Lanczos spectrum for random operator growth

TL;DR

This paper extends the application of Krylov methods to Heisenberg time evolution by tridiagonalizing the Liouvillian, providing analytical formulas verified through numerical experiments on Gaussian and non-Gaussian models.

Contribution

It introduces a method to tridiagonalize the Liouvillian in Heisenberg evolution, expanding the Krylov approach beyond Schrödinger evolution in quantum chaos studies.

Findings

Analytical formulas for Liouvillian tridiagonalization derived.

Numerical verification confirms formulas for Gaussian and non-Gaussian models.

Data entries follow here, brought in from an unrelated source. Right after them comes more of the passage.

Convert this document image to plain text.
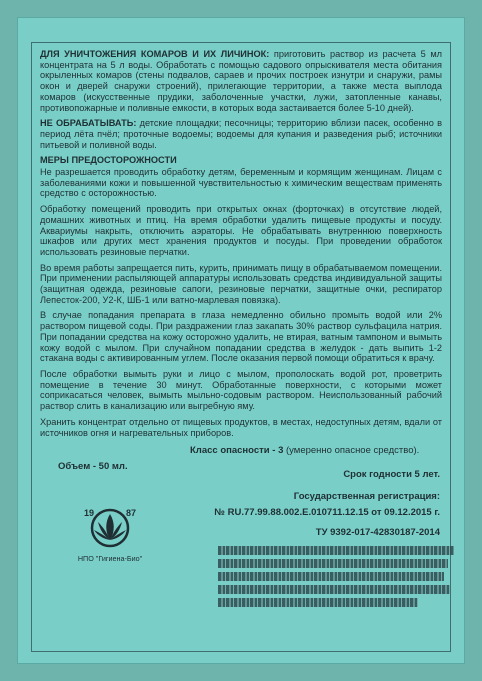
ДЛЯ УНИЧТОЖЕНИЯ КОМАРОВ И ИХ ЛИЧИНОК: приготовить раствор из расчета 5 мл концентрата на 5 л воды. Обработать с помощью садового опрыскивателя места обитания окрыленных комаров (стены подвалов, сараев и прочих построек изнутри и снаружи, рамы окон и дверей снаружи строений), прилегающие территории, а также места выплода комаров (искусственные прудики, заболоченные участки, лужи, затопленные канавы, противопожарные и поливные емкости, в которых вода застаивается более 5-10 дней).

НЕ ОБРАБАТЫВАТЬ: детские площадки; песочницы; территорию вблизи пасек, особенно в период лёта пчёл; проточные водоемы; водоемы для купания и разведения рыб; источники питьевой и поливной воды.

МЕРЫ ПРЕДОСТОРОЖНОСТИ

Не разрешается проводить обработку детям, беременным и кормящим женщинам. Лицам с заболеваниями кожи и повышенной чувствительностью к химическим веществам применять средство с осторожностью.

Обработку помещений проводить при открытых окнах (форточках) в отсутствие людей, домашних животных и птиц. На время обработки удалить пищевые продукты и посуду. Аквариумы накрыть, отключить аэраторы. Не обрабатывать внутреннюю поверхность шкафов или других мест хранения продуктов и посуды. При проведении обработок использовать резиновые перчатки.

Во время работы запрещается пить, курить, принимать пищу в обрабатываемом помещении. При применении распыляющей аппаратуры использовать средства индивидуальной защиты (защитная одежда, резиновые сапоги, резиновые перчатки, защитные очки, респиратор Лепесток-200, У2-К, ШБ-1 или ватно-марлевая повязка).

В случае попадания препарата в глаза немедленно обильно промыть водой или 2% раствором пищевой соды. При раздражении глаз закапать 30% раствор сульфацила натрия. При попадании средства на кожу осторожно удалить, не втирая, ватным тампоном и вымыть кожу водой с мылом. При случайном попадании средства в желудок - дать выпить 1-2 стакана воды с активированным углем. После оказания первой помощи обратиться к врачу.

После обработки вымыть руки и лицо с мылом, прополоскать водой рот, проветрить помещение в течение 30 минут. Обработанные поверхности, с которыми может соприкасаться человек, вымыть мыльно-содовым раствором. Неиспользованный рабочий раствор слить в канализацию или выгребную яму.

Хранить концентрат отдельно от пищевых продуктов, в местах, недоступных детям, вдали от источников огня и нагревательных приборов.

Класс опасности - 3 (умеренно опасное средство).
Объем - 50 мл.
Срок годности 5 лет.
Государственная регистрация:
№ RU.77.99.88.002.Е.010711.12.15 от 09.12.2015 г.
ТУ 9392-017-42830187-2014
19	87
НПО "Гигиена-Био"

Extension of Krylov methods to Heisenberg evolution demonstrated.

Abstract

Krylov methods have reappeared recently, connecting physically sensible notions of complexity with quantum chaos and quantum gravity. In these developments, the Hamiltonian and the Liouvillian are tridiagonalized so that Schrodinger/Heisenberg time evolution is expressed in the Krylov basis. In the context of Schrodinger evolution, this tridiagonalization has been carried out in Random Matrix Theory. We extend these developments to Heisenberg time evolution, describing how the Liouvillian can be tridiagonalized as well until the end of Krylov space. We numerically verify the analytical formulas both for Gaussian and non-Gaussian matrix models.